Proof by Contradiction - There exists a positive number $x$ such that $x - \frac{2}{x} <1$ and $x \leq 2$.

Question

I want to prove that there exists a positive number $x$ such that $x - \dfrac{2}{x} <1$ and $x \leq 2$.

Starting a proof by contradiction, I assumed that there is a positive number x such that x - (2/x) > 1 and x <= 2. I multiplied the first inequality by x and got x^2 - x - 2 > 0. I'm confused where to go from here and how to use the fact that x must also be less than or equal to 2.

Answer 1

Take ANY positive number such that:

$$x<2\tag{1}$$

This implies:

$$\frac2x>\frac{2}{2}$$

$$\frac2x>1$$

$$-\frac2x<-1\tag{2}$$

Add (1) and (2) and you get:

$$x-\frac2x<1$$

Actually all positive numbers less than 2 are solutions to your problem.

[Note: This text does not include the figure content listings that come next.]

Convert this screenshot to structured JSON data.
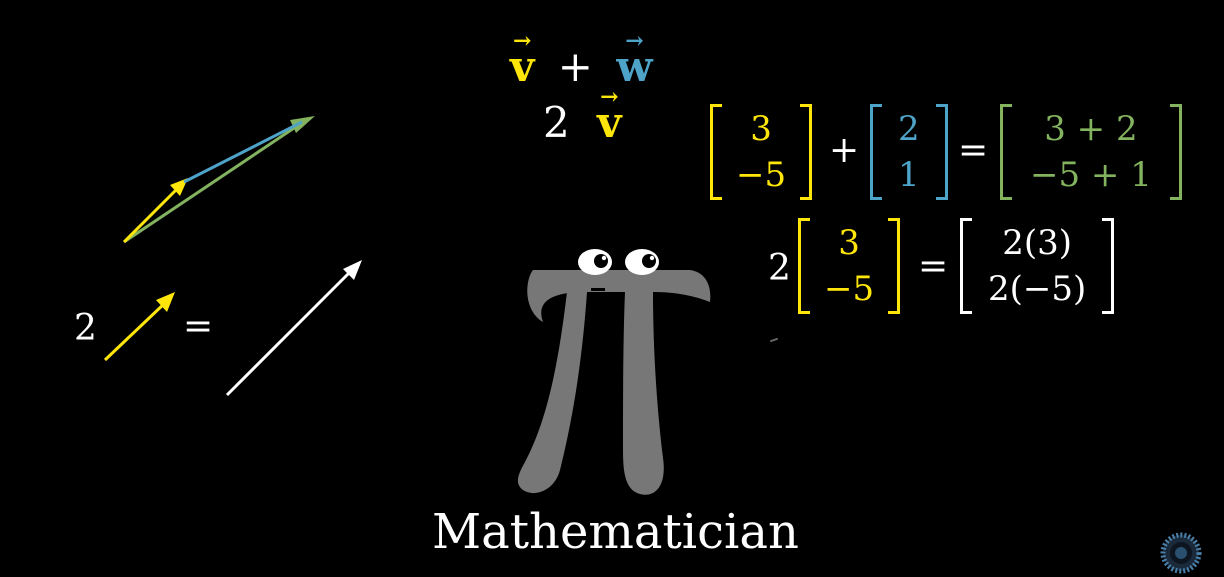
{
  "colors": {
    "background": "#000000",
    "yellow": "#ffe60a",
    "blue": "#4ea3c9",
    "green": "#83b35e",
    "white": "#ffffff",
    "pi_gray": "#777777"
  },
  "top_expressions": {
    "sum": {
      "v": "v",
      "plus": "+",
      "w": "w"
    },
    "scalar": {
      "two": "2",
      "v": "v"
    }
  },
  "left_diagram": {
    "scalar_label": "2",
    "equals": "="
  },
  "vector_sum_equation": {
    "v": [
      "3",
      "−5"
    ],
    "plus": "+",
    "w": [
      "2",
      "1"
    ],
    "equals": "=",
    "result": [
      "3 + 2",
      "−5 + 1"
    ]
  },
  "scalar_equation": {
    "scalar": "2",
    "v": [
      "3",
      "−5"
    ],
    "equals": "=",
    "result": [
      "2(3)",
      "2(−5)"
    ]
  },
  "character_label": "Mathematician",
  "icons": {
    "pi_character": "pi-creature",
    "corner_logo": "spinning-logo"
  }
}
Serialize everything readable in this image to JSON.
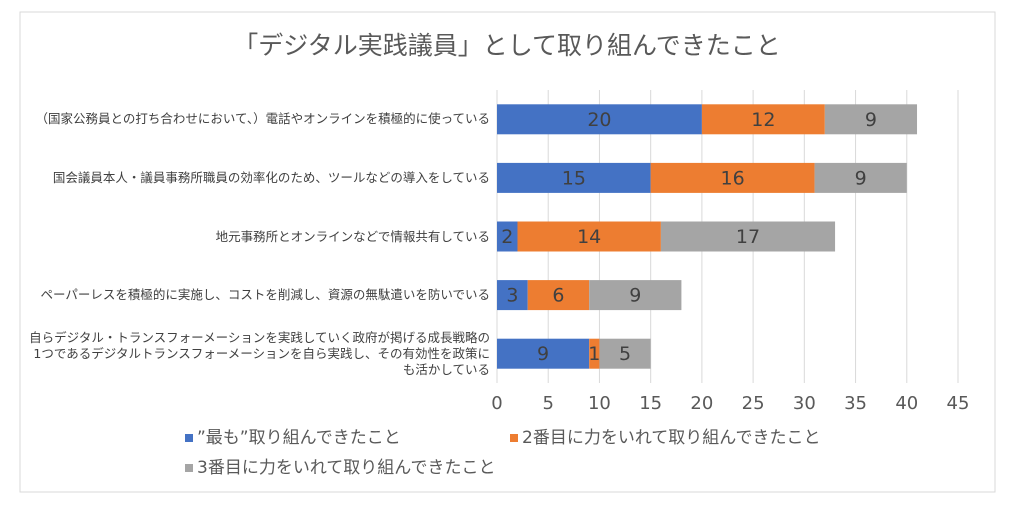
{
  "chart_data": {
    "type": "bar",
    "orientation": "horizontal",
    "stacked": true,
    "title": "「デジタル実践議員」として取り組んできたこと",
    "categories": [
      "（国家公務員との打ち合わせにおいて、）電話やオンラインを積極的に使っている",
      "国会議員本人・議員事務所職員の効率化のため、ツールなどの導入をしている",
      "地元事務所とオンラインなどで情報共有している",
      "ペーパーレスを積極的に実施し、コストを削減し、資源の無駄遣いを防いでいる",
      "自らデジタル・トランスフォーメーションを実践していく政府が掲げる成長戦略の1つであるデジタルトランスフォーメーションを自ら実践し、その有効性を政策にも活かしている"
    ],
    "series": [
      {
        "name": "”最も”取り組んできたこと",
        "color": "#4472c4",
        "values": [
          20,
          15,
          2,
          3,
          9
        ]
      },
      {
        "name": "2番目に力をいれて取り組んできたこと",
        "color": "#ed7d31",
        "values": [
          12,
          16,
          14,
          6,
          1
        ]
      },
      {
        "name": "3番目に力をいれて取り組んできたこと",
        "color": "#a5a5a5",
        "values": [
          9,
          9,
          17,
          9,
          5
        ]
      }
    ],
    "xlim": [
      0,
      45
    ],
    "xticks": [
      0,
      5,
      10,
      15,
      20,
      25,
      30,
      35,
      40,
      45
    ],
    "grid": true,
    "legend": "bottom"
  }
}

The only exception is $x=2$.

Answer 2

You made a error in "I assumed that there is a positive number x such that x - (2/x) > 1 and x <= 2."

To use proof by contradiction, it should be "For all positive x, x - (2/x) > 1 or x <= 2."

Actually the original statement is wrong. There does NOT exist a positive number x such that x - (2/x) > 1 and x <= 2.